A key issue is so called “negative emissions technologies” or NETs which aim to remove carbon from the atmosphere — industrial countries and corporate emitters are now relying on NETs due to their historical failure to reduce emissions as rapidly as needed in line with climate justice demands.

One prominent corporate NETs scheme is to grow and burn massive areas of trees and crops for bioenergy and then store the carbon emitted in underground bunkers. This is known as bioenergy with carbon capture and storage or BECCS and estimates suggest BECCS could require up to 3000 million hectares of land globally. Other options for NETs are so called ‘natural climate solutions’ or ‘nature based solutions’ which can include forest restoration, reforestation and afforestation.

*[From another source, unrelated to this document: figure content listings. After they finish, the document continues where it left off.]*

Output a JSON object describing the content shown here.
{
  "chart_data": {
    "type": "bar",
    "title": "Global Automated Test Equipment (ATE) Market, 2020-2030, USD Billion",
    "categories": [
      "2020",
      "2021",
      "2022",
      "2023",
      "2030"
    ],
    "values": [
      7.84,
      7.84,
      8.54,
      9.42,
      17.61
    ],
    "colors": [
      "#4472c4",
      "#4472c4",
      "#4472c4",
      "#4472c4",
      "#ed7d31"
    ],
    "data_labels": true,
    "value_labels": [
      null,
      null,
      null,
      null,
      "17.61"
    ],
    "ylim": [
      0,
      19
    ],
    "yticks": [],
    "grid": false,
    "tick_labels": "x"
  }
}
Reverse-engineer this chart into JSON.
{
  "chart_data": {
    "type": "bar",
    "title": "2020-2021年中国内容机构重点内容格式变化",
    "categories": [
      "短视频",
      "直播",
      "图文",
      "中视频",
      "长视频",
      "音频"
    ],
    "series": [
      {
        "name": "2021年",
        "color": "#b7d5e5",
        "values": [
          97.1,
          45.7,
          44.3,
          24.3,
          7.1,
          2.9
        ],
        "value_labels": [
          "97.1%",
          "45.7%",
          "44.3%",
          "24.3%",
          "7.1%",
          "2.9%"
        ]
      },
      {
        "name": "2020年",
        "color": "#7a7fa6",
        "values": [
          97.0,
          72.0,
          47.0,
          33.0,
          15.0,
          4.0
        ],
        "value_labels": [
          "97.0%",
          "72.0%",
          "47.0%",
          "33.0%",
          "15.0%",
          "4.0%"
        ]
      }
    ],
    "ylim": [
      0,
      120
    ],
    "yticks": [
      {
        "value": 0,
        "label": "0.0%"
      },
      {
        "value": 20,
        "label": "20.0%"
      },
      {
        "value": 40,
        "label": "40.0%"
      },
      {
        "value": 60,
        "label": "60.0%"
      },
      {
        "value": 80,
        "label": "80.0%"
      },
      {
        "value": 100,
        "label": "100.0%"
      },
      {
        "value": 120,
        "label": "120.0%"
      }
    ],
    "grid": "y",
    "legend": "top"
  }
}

Each of these will have differing impacts on the environment, land and peoples’ rights depending on who controls them and how they are implemented.

Corporations are already seeing nature based solutions as an opportunity to offset their emissions. Offsets allow historically big polluters like oil companies to continue emitting and pass on their responsibility to reduce emissions onto conservation projects in communities in the Global South. Offsetting does not reduce overall emissions and will therefore exacerbate climate impacts on land. It is also unjust as it retains and extends control over territories by those most responsible for climate change. Offsetting amounts to a double land grab because corporations end up controlling land use at two locations — the site they are destroying and the location they are claiming as offset.

On the other hand decentralised solutions to the environmental and land grabbing crises, based on ecological, autonomous control and governance by Indigenous people, forest peoples, small scale food producers of their own land and territories – such as agroecology for food sovereignty and community forest management – are possible and are gaining importance as solutions for environmental justice.

Community forest and territorial management is the best way to preserve ecosystems such as forests, mangroves, wetlands and water bodies. Agroecology cools the climate by removing the need for fossil fuels, recycling nutrients on farms, re-localizing food systems and stopping the destruction of the environment for the production of agricultural commodities for profit. As ever it is vital that land justice and environmental justice movements work together to expose false solutions and demonstrate our own vision for a just future.